Notre étude a permis de distinguer l’association de la corpulence à différents âges avec le SDS isolés ou récurrents. Pour la première fois, l’association entre les SDS et la trajectoire de corpulence a été étudiée. Nos résultats suggèrent que la corpulence à la naissance, dans l’enfance ou l’adolescence pourrait avoir des effets à long terme sur la santé mentale.

Si ces observations sont retrouvées dans de futures études prospectives, cela pourrait appuyer la nécessité d’une meilleure prévention de l’obésité, notamment chez l’enfant et l’adolescent afin de prévenir la survenue ou la récurrence des symptômes dépressifs chez l’adulte.

CONCLUSION GENERALE

L’objectif de cette thèse était de rechercher les associations entre les facteurs hormonaux (endogènes et des THM), les facteurs anthropométriques, et le risque de symptômes dépressifs sévères chez la femme en post-ménopause. Facteurs hormonaux et anthropométriques sont en effet intimement liés puisque les facteurs reproductifs, la ménopause et la prise de THM ont une influence sur les facteurs anthropométriques et à l’inverse les facteurs anthropométriques peuvent influencer les concentrations hormonales, notamment parce que l’estrogène peut être produit dans le tissu adipeux.

L’étude E3N nous a permis d’étudier l’ensemble de ces relations avec une puissance statistique satisfaisante, étant donné le nombre élevé de participantes. La diversité des données recueillies (concernant la vie hormonale, l’utilisation des THM, le mode de vie ou encore l’état de santé) ainsi que la mise à jour régulière de ces informations nous a donné l’opportunité d’explorer le rôle de différentes caractéristiques hormonales et anthropométriques, en tenant compte de nombreux facteurs de confusion potentiels (sociodémographiques, cliniques ou médicaux). La prévalence d’utilisation des THM était élevée au sein de notre population d’étude et les détails recueillis sur leur utilisation tout au long du suivi de la cohorte nous ont permis de décrire avec précision l’association entre l’utilisation des THM et le risque de symptômes dépressifs sévères (SDS). Le recueil de caractéristiques anthropométrique dans l’enfance et dans les premières années de l’âge adulte, rarement disponible dans d’autres études, nous a d’autre part permis d’explorer l’association encore peu décrite entre la corpulence à un âge précoce et le risque de SDS à long terme. D’autre part, les différentes informations concernant la santé mentale des participantes nous ont permis de détailler ces associations de manière particulièrement originale, selon que les femmes avaient déjà déclaré ou non des troubles dépressifs.

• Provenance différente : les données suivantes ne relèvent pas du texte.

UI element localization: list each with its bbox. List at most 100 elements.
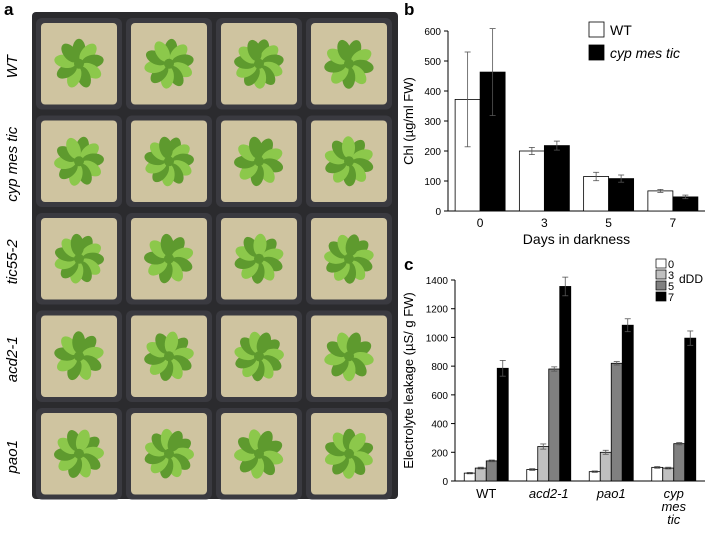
legend-swatch [655,280,667,291]
y-tick-label: 1400 [426,276,449,287]
leaf [349,432,366,453]
legend-label: 5 [668,281,674,293]
y-tick-label: 400 [424,87,441,98]
legend-unit: dDD [679,272,703,286]
pot [306,310,392,402]
bar [537,446,550,482]
rosette-center [344,448,354,459]
bar [548,368,561,482]
y-axis-label: Chl (µg/ml FW) [401,77,416,165]
legend-label: 3 [668,270,674,282]
row-label: acd2-1 [4,336,21,382]
x-tick-label: 7 [670,216,677,230]
rosette-center [254,156,264,167]
bar [496,367,509,482]
legend-label: 0 [668,259,674,271]
rosette-center [344,351,354,362]
x-axis-label: Days in darkness [523,231,630,247]
y-tick-label: 600 [431,391,448,402]
legend-swatch [655,269,667,280]
leaf [257,430,273,452]
rosette-center [344,253,354,264]
pot [126,18,212,110]
bar [588,471,601,482]
rosette-center [344,58,354,69]
legend-label: 7 [668,292,674,304]
row-label: cyp mes tic [4,126,21,202]
chart-c-svg: 0 200 400 600 800 1000 1200 1400 Electrolyte lea… [401,258,705,527]
pot [216,310,302,402]
rosette-center [74,253,84,264]
x-tick-label: 5 [605,216,612,230]
pot [306,213,392,305]
legend-swatch [588,21,605,38]
panel-letter-b: b [404,0,415,19]
rosette-center [74,351,84,362]
leaf [75,429,90,452]
pot [36,115,122,207]
rosette-center [164,351,174,362]
pot [126,213,212,305]
bar [684,337,697,482]
leaf [346,332,361,354]
bar [518,150,545,212]
row-label: pao1 [4,440,21,474]
chart-b-chlorophyll: b 0 100 200 300 400 500 600 Chl (µg/ml FW) 0 3 5 7 D… [400,0,709,255]
leaf [160,233,174,256]
y-tick-label: 100 [424,177,441,188]
x-tick-label: 3 [541,216,548,230]
pot [36,18,122,110]
y-tick-label: 300 [424,117,441,128]
leaf [61,43,79,63]
y-axis-label: Electrolyte leakage (µS/ g FW) [401,292,416,469]
rosette-center [164,156,174,167]
chart-c-electrolyte-leakage: c 0 200 400 600 800 1000 1200 1400 Electrolyte l… [400,255,709,529]
bar [662,467,675,482]
pot [306,115,392,207]
leaf [66,137,81,159]
rosette-center [74,58,84,69]
legend-swatch [588,44,605,61]
bar [474,467,487,482]
pot [36,310,122,402]
leaf [342,136,356,159]
pot [216,213,302,305]
row-label: tic55-2 [4,239,21,285]
leaf [337,39,352,62]
bar [673,443,686,482]
y-tick-label: 200 [424,147,441,158]
x-tick-label: acd2-1 [529,486,569,501]
leaf [256,332,272,354]
rosette-center [254,351,264,362]
bar [583,176,610,212]
rosette-center [344,156,354,167]
pot [36,213,122,305]
bar [621,324,634,482]
panel-letter-c: c [404,255,414,274]
plant-photo: WT cyp mes tic tic55-2 acd2-1 pao1 [4,12,398,500]
rosette-center [254,58,264,69]
leaf [253,233,267,256]
rosette-center [164,448,174,459]
leaf [72,331,86,354]
x-tick-label: tic [667,512,681,527]
leaf [345,234,360,256]
y-tick-label: 0 [442,477,448,488]
leaf [249,136,263,159]
row-label: WT [4,53,21,78]
leaf [164,331,179,354]
bar [543,145,570,212]
leaf [247,39,262,62]
pot [216,115,302,207]
bar [608,178,635,212]
x-tick-label: WT [476,486,496,501]
bar [485,460,498,482]
y-tick-label: 200 [431,448,448,459]
leaf [70,233,84,256]
legend-swatch [655,258,667,269]
legend-label: cyp mes tic [610,45,680,61]
pot [216,18,302,110]
pot [216,408,302,500]
pot [126,310,212,402]
bar [526,469,539,482]
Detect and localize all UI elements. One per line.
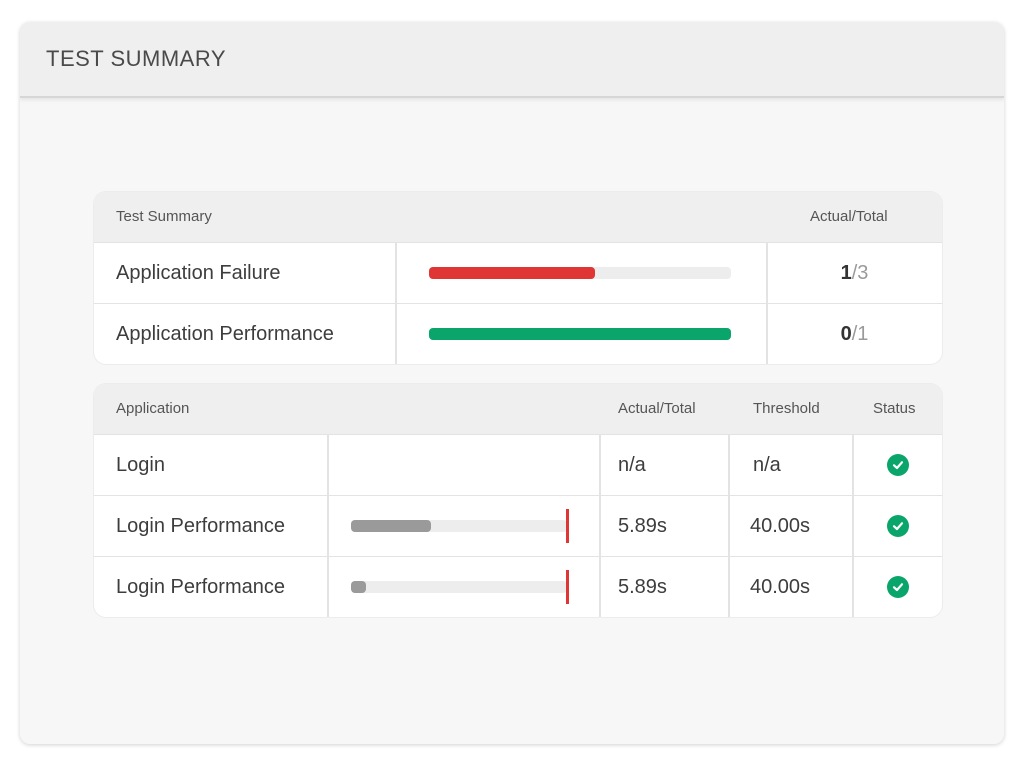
- failure-progress-bar: [429, 267, 731, 279]
- ratio-actual: 0: [840, 322, 852, 345]
- application-table: Application Actual/Total Threshold Statu…: [94, 384, 942, 617]
- table-row: Login Performance 5.89s 40.00s: [94, 495, 942, 556]
- test-summary-header: Test Summary Actual/Total: [94, 192, 942, 242]
- threshold-value: 40.00s: [750, 575, 811, 598]
- duration-bar: [351, 520, 567, 532]
- duration-bar-fill: [351, 520, 431, 532]
- table-row: Application Failure 1/3: [94, 242, 942, 303]
- failure-progress-fill: [429, 267, 596, 279]
- performance-progress-bar: [429, 328, 731, 340]
- header-actual-total: Actual/Total: [618, 400, 696, 417]
- application-name: Login Performance: [116, 514, 285, 537]
- check-circle-icon: [887, 515, 909, 537]
- table-row: Login n/a n/a: [94, 434, 942, 495]
- actual-value: n/a: [618, 453, 646, 476]
- duration-bar-fill: [351, 581, 367, 593]
- ratio-total: 1: [857, 322, 869, 345]
- header-test-summary: Test Summary: [116, 208, 212, 225]
- threshold-value: n/a: [753, 453, 781, 476]
- duration-bar: [351, 581, 567, 593]
- check-circle-icon: [887, 576, 909, 598]
- threshold-marker: [566, 509, 569, 543]
- ratio-total: 3: [857, 261, 869, 284]
- header-status: Status: [873, 400, 916, 417]
- threshold-value: 40.00s: [750, 514, 811, 537]
- test-summary-table: Test Summary Actual/Total Application Fa…: [94, 192, 942, 364]
- ratio-separator: /: [851, 322, 858, 345]
- check-circle-icon: [887, 454, 909, 476]
- row-name: Application Performance: [116, 322, 334, 345]
- performance-progress-fill: [429, 328, 731, 340]
- ratio-value: 1/3: [767, 243, 942, 303]
- actual-value: 5.89s: [618, 514, 667, 537]
- ratio-separator: /: [851, 261, 858, 284]
- table-row: Application Performance 0/1: [94, 303, 942, 364]
- header-threshold: Threshold: [753, 400, 820, 417]
- header-actual-total: Actual/Total: [810, 208, 888, 225]
- table-row: Login Performance 5.89s 40.00s: [94, 556, 942, 617]
- header-application: Application: [116, 400, 190, 417]
- application-name: Login Performance: [116, 575, 285, 598]
- application-header: Application Actual/Total Threshold Statu…: [94, 384, 942, 434]
- row-name: Application Failure: [116, 261, 281, 284]
- threshold-marker: [566, 570, 569, 604]
- window-title: TEST SUMMARY: [46, 46, 226, 71]
- ratio-value: 0/1: [767, 304, 942, 364]
- actual-value: 5.89s: [618, 575, 667, 598]
- window-header: TEST SUMMARY: [20, 22, 1004, 98]
- application-name: Login: [116, 453, 165, 476]
- test-summary-window: TEST SUMMARY Test Summary Actual/Total A…: [20, 22, 1004, 744]
- ratio-actual: 1: [840, 261, 852, 284]
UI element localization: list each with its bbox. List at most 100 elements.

Nos résultats doivent cependant être interprétés avec précaution, notamment lorsqu’il s’agit de les comparer à ceux d’autres études. Comme nous l’avons précédemment souligné, notre population est constituée de femmes post-ménopausées dont les caractéristiques sont particulières : en effet, les femmes participantes à l’étude E3N, comparées aux femmes de même âge en population générale et a fortiori les femmes incluses dans nos analyses, comparées aux femmes exclues, ont un niveau d’éducation supérieur, apparaissent avoir un mode de vie plus sain et avoir moins d’antécédents médicaux. Elles sont ainsi sans doute moins susceptibles de présenter des SDS au huitième questionnaire. Les associations

observées dans notre étude peuvent ainsi être différentes dans des populations plus jeunes, moins éduquées et moins bien suivies médicalement.